The publisher suggested Bowen ask if she could co-write it with Sophia, so the writer arranged to travel to Ontario to meet with Sophia and her mother, and recorded her story.
“I clipped away” some of what Sophia said, “and what I left is in the book,” Bowen said. “So it’s her words, but it’s edited down and organized.”
She added, “It’s really not my book. … It’s Sophia’s book.”
Bowen said she was drawn by the fact Sophia couldn’t find other girls who shared her interest in bugs, a sign that young girls can still struggle when they don’t see examples of other women in roles they’re interested in.
“She was teased badly for having the interest, the intellectual curiosity that she had,” Bowen said. “Thanks to her mom and the internet, which played a good role for once, she found that she wasn’t alone.”
The story gives girls “a tremendous boost, and belief in themselves, and a sense that they can have their own likes and their own personality,” Bowen said, “and it can lead to great things.”
Bowen said it was a pleasure working with Sophia.
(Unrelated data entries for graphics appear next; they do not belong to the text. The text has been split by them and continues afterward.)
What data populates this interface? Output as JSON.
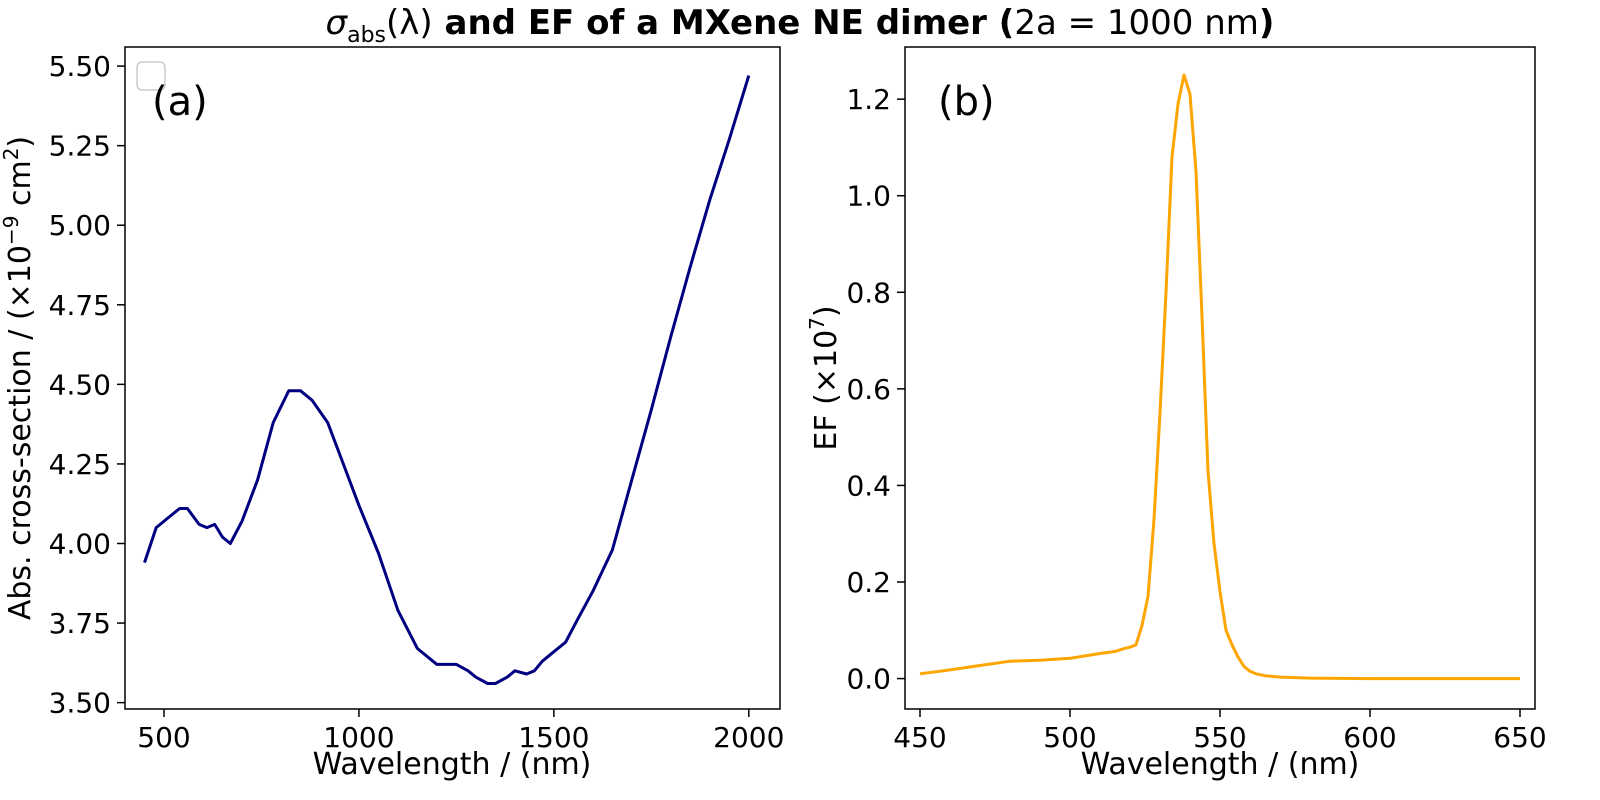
{
  "figure": {
    "title_sigma": "σ",
    "title_sub": "abs",
    "title_arg": "(λ)",
    "title_bold": " and EF of a MXene NE dimer (",
    "title_expr": "2a = 1000 nm",
    "title_close": ")"
  },
  "chart_data": [
    {
      "type": "line",
      "panel_label": "(a)",
      "xlabel": "Wavelength / (nm)",
      "ylabel_main": "Abs. cross-section / (×10",
      "ylabel_exp1": "−9",
      "ylabel_mid": " cm",
      "ylabel_exp2": "2",
      "ylabel_close": ")",
      "xlim": [
        400,
        2080
      ],
      "ylim": [
        3.48,
        5.56
      ],
      "xticks": [
        500,
        1000,
        1500,
        2000
      ],
      "yticks": [
        3.5,
        3.75,
        4.0,
        4.25,
        4.5,
        4.75,
        5.0,
        5.25,
        5.5
      ],
      "ytick_labels": [
        "3.50",
        "3.75",
        "4.00",
        "4.25",
        "4.50",
        "4.75",
        "5.00",
        "5.25",
        "5.50"
      ],
      "legend": "empty legend box, top-left",
      "series": [
        {
          "color": "#000080",
          "x": [
            450,
            480,
            510,
            540,
            560,
            590,
            610,
            630,
            650,
            670,
            700,
            740,
            780,
            820,
            850,
            880,
            920,
            960,
            1000,
            1050,
            1100,
            1150,
            1200,
            1250,
            1280,
            1300,
            1330,
            1350,
            1380,
            1400,
            1430,
            1450,
            1470,
            1500,
            1530,
            1560,
            1600,
            1650,
            1700,
            1750,
            1800,
            1850,
            1900,
            1950,
            2000
          ],
          "y": [
            3.94,
            4.05,
            4.08,
            4.11,
            4.11,
            4.06,
            4.05,
            4.06,
            4.02,
            4.0,
            4.07,
            4.2,
            4.38,
            4.48,
            4.48,
            4.45,
            4.38,
            4.25,
            4.12,
            3.97,
            3.79,
            3.67,
            3.62,
            3.62,
            3.6,
            3.58,
            3.56,
            3.56,
            3.58,
            3.6,
            3.59,
            3.6,
            3.63,
            3.66,
            3.69,
            3.76,
            3.85,
            3.98,
            4.2,
            4.42,
            4.65,
            4.87,
            5.08,
            5.27,
            5.47
          ]
        }
      ]
    },
    {
      "type": "line",
      "panel_label": "(b)",
      "xlabel": "Wavelength / (nm)",
      "ylabel_main": "EF (×10",
      "ylabel_exp": "7",
      "ylabel_close": ")",
      "xlim": [
        445,
        655
      ],
      "ylim": [
        -0.063,
        1.308
      ],
      "xticks": [
        450,
        500,
        550,
        600,
        650
      ],
      "yticks": [
        0.0,
        0.2,
        0.4,
        0.6,
        0.8,
        1.0,
        1.2
      ],
      "ytick_labels": [
        "0.0",
        "0.2",
        "0.4",
        "0.6",
        "0.8",
        "1.0",
        "1.2"
      ],
      "series": [
        {
          "color": "#FFA500",
          "x": [
            450,
            460,
            470,
            480,
            490,
            500,
            505,
            510,
            515,
            518,
            520,
            522,
            524,
            526,
            528,
            530,
            532,
            534,
            536,
            538,
            540,
            542,
            544,
            546,
            548,
            550,
            552,
            554,
            556,
            558,
            560,
            562,
            565,
            570,
            580,
            600,
            620,
            650
          ],
          "y": [
            0.01,
            0.018,
            0.027,
            0.036,
            0.038,
            0.042,
            0.047,
            0.052,
            0.056,
            0.062,
            0.065,
            0.07,
            0.11,
            0.17,
            0.33,
            0.55,
            0.8,
            1.08,
            1.19,
            1.25,
            1.21,
            1.05,
            0.75,
            0.43,
            0.28,
            0.18,
            0.1,
            0.07,
            0.045,
            0.025,
            0.015,
            0.01,
            0.006,
            0.003,
            0.001,
            0.0,
            0.0,
            0.0
          ]
        }
      ]
    }
  ]
}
“She’s a really great kid, and she and Nicole are just a wonderful team. I really feel privileged to have been a little part of this for her.”
Sophia took questions from the crowd after Jones finished reading her book Saturday.
“Was everything in the story true?”
“What’s your favourite bug?”
What’s the best way to capture bugs? Sophia had some tips.
“We’re thrilled for her,” Jones said about the excitement about the book among staff at Sophia’s school. “She’s such a great kid – super smart and funny. We love her, and we’re very proud of her.”
Nicole said Saturday the experience has done a lot to boost her daughter’s confidence.
“I’m so happy for Sophia,” she said.